MILWAUKEE -- Strong winds throughout southeastern Wisconsin prompted a wind advisory to be issued Monday, April 16th, but Wisconsin missed the worst of the severe weather this weekend. A sixth person has died as a result of an outbreak of tornadoes throughout the Midwest. On the first day of "Severe Weather Awareness Week," officials hope to send the reminder that tornadoes can and do occur in Wisconsin, and individuals need to be sure they're prepared.

Rusty Kapela with the National Weather Service in Sullivan saw on the radar what made for a deadly weekend across the Midwest. "We talk about the perfect storm -- this was a perfect storm from a tornado point of view. We had a deep low pressure system in the central plains, lots of cold air aloft, lots of warm, unstable, moist air coming in from the Gulf of Mexico," Kapela said.

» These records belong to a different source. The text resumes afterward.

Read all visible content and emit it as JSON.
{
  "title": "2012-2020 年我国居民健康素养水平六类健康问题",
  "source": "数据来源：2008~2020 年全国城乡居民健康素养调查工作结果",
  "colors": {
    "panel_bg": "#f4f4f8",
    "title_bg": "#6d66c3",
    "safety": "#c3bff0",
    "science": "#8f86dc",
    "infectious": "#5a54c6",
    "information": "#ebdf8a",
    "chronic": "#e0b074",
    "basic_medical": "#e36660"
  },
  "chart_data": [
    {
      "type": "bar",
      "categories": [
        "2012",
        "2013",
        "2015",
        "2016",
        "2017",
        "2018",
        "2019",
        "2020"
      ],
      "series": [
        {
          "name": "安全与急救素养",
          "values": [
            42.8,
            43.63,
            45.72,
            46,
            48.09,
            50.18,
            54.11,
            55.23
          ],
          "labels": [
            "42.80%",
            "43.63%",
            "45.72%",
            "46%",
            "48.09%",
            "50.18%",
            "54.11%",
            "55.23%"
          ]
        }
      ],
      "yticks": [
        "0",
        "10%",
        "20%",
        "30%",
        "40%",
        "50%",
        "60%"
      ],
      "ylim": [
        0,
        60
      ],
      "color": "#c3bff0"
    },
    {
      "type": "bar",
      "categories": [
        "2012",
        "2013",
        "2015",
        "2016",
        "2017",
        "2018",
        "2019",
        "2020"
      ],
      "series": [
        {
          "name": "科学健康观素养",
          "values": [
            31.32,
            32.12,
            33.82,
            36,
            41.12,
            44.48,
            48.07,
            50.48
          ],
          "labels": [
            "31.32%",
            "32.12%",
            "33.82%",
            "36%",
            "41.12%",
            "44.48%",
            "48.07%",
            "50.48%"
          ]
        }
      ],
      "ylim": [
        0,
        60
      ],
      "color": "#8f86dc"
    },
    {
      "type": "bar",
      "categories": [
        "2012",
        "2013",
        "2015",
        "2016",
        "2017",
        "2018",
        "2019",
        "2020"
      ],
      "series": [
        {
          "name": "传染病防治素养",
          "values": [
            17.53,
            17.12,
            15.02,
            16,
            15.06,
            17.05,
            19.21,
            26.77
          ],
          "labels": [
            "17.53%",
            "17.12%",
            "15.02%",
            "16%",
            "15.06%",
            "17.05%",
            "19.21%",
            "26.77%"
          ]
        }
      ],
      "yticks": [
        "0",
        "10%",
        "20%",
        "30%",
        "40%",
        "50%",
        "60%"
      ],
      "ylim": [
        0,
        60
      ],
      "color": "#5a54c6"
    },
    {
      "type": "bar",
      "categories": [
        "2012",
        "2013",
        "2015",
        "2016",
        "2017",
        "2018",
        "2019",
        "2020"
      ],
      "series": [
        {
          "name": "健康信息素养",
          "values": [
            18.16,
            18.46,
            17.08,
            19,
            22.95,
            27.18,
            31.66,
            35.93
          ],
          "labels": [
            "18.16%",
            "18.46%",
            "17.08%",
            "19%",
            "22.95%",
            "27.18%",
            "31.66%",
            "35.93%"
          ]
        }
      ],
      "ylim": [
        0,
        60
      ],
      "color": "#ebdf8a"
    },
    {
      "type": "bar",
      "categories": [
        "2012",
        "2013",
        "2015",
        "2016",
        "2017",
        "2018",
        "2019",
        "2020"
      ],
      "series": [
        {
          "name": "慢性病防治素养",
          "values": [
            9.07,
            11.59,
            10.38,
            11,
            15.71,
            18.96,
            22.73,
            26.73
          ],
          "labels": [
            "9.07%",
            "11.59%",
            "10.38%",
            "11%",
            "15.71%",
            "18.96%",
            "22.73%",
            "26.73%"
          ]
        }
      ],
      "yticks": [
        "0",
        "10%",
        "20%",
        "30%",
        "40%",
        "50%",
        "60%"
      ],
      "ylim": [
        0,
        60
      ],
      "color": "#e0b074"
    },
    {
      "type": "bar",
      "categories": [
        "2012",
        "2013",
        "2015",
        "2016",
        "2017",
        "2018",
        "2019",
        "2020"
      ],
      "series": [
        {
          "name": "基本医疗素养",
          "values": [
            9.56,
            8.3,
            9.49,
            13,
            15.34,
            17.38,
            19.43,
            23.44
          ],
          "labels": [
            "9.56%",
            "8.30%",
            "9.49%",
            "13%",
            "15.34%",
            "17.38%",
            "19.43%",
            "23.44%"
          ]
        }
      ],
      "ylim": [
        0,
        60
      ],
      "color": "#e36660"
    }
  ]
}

The storm leveled tiny Woodward, Oklahoma, while also causing significant damage in Iowa and Kansas.

Kapela says Wisconsin lucked out because there wasn't enough instability. "You need warm, moist air coming in at the right time of day," Kapela said. Kapela says high winds can also help fuel the storms. "You need storms to grow to a certain height in order to get enough energy and power to put large hailstones down, and spin up tornadoes and so on," Kapela said.

Strong winds in the upper atmosphere - over 100 miles-per-hour, can keep storms from stacking high enough. While Wisconsin isn't immune from damaging winds, the relatively cooler temperatures often make tornadoes less frequent. "We do get severe weather up here, but we don't get the frequency they do down south in Oklahoma, Texas, Kansas and so on. Nor do we get the intensity as often as down there," Kapela said.

As for this summer, Kapela says it's likely we'll see tornadoes in Wisconsin. "We're going to get tornadoes this summer. We'll probably get a couple EF2s, EF3s. Will we get an EF4 or EF5, which is a violent tornado? Hard to say, but we're overdue," Kapela said.

Kapela says Wisconsin is overdue because the last EF4 or EF5 tornado to hit Wisconsin occurred back in July of 1996, when an EF5 hit Oakfield. The twister injured 12 people, but no one was killed.